I have found healing …both physically & in my heart.
I’ve discovered the intersection of justice & community.
I’ve learned to live life in all of its messy layers.
I’ve learned what it is to savor life in relationship.
I’m learning what it means to embrace the beautiful mystery of tension.
I’ve learned to sit in the space in between rather than being distracted by the next thing.
I’ve learned to love more deeply from the community of people I get to live life with.
This city has wooed me. And celebrating two years here today is just as incredible & unreal as celebrating one year was. When I look back on my story of my life I see how He has connected all of the dots…how everything that seemed random to me belonged in His plan.
When I stop to think about life over the last two years it is so full my heart is overwhelmed. By His goodness. His plans. His provision. The community He has surrounded me with. It is a story I never even imagined or dreamed, and for that I am grateful beyond words. Sometimes He asks us to go simply so we can find life…so we can come alive. All we have to do is respond.

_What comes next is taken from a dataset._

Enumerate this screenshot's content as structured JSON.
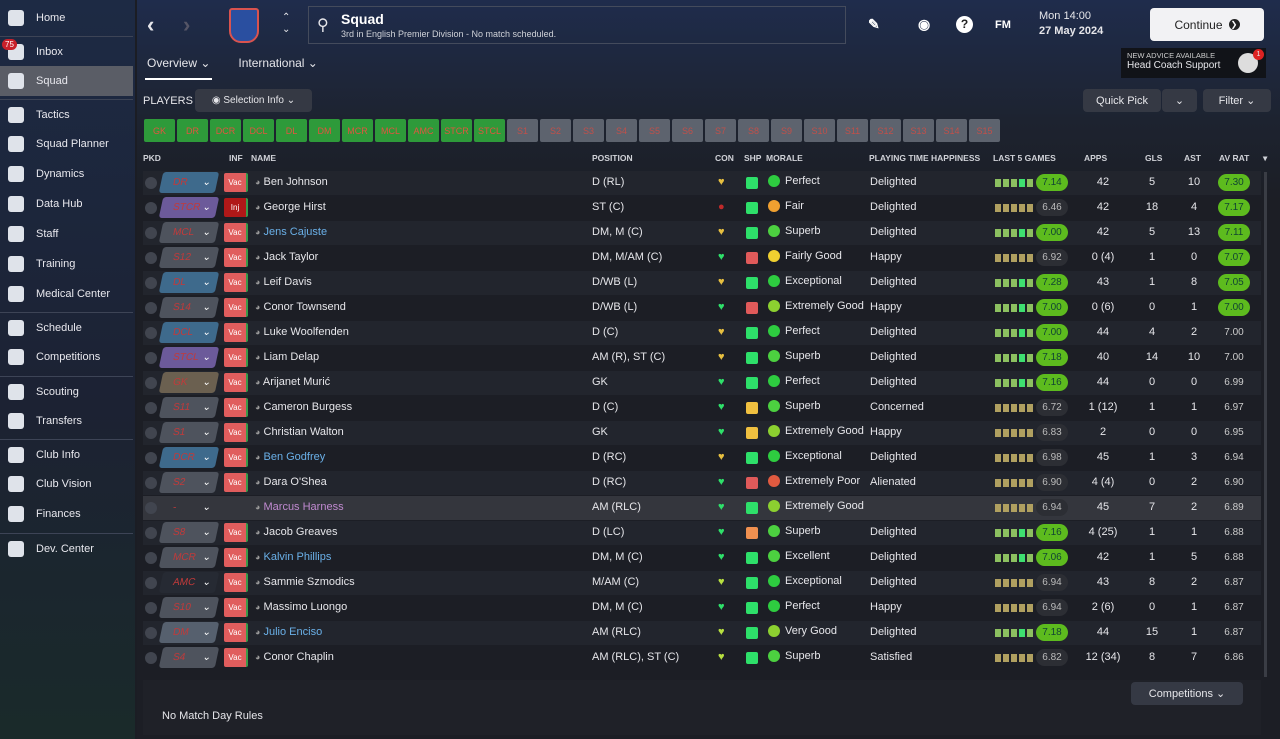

So if you feel like you’re going through the motions, like you’ve lost the person God created you to be; if you’re frustrated with what is & feel like He’s given you a dream for what could be, take a step out of the boat, live in a place where miracles are necessary, & trust that He wants you to do more than survive. Resolve to embrace every bit of the risk & vulnerability of failing & bring hurt by love in order to live fully awake to the joy of life.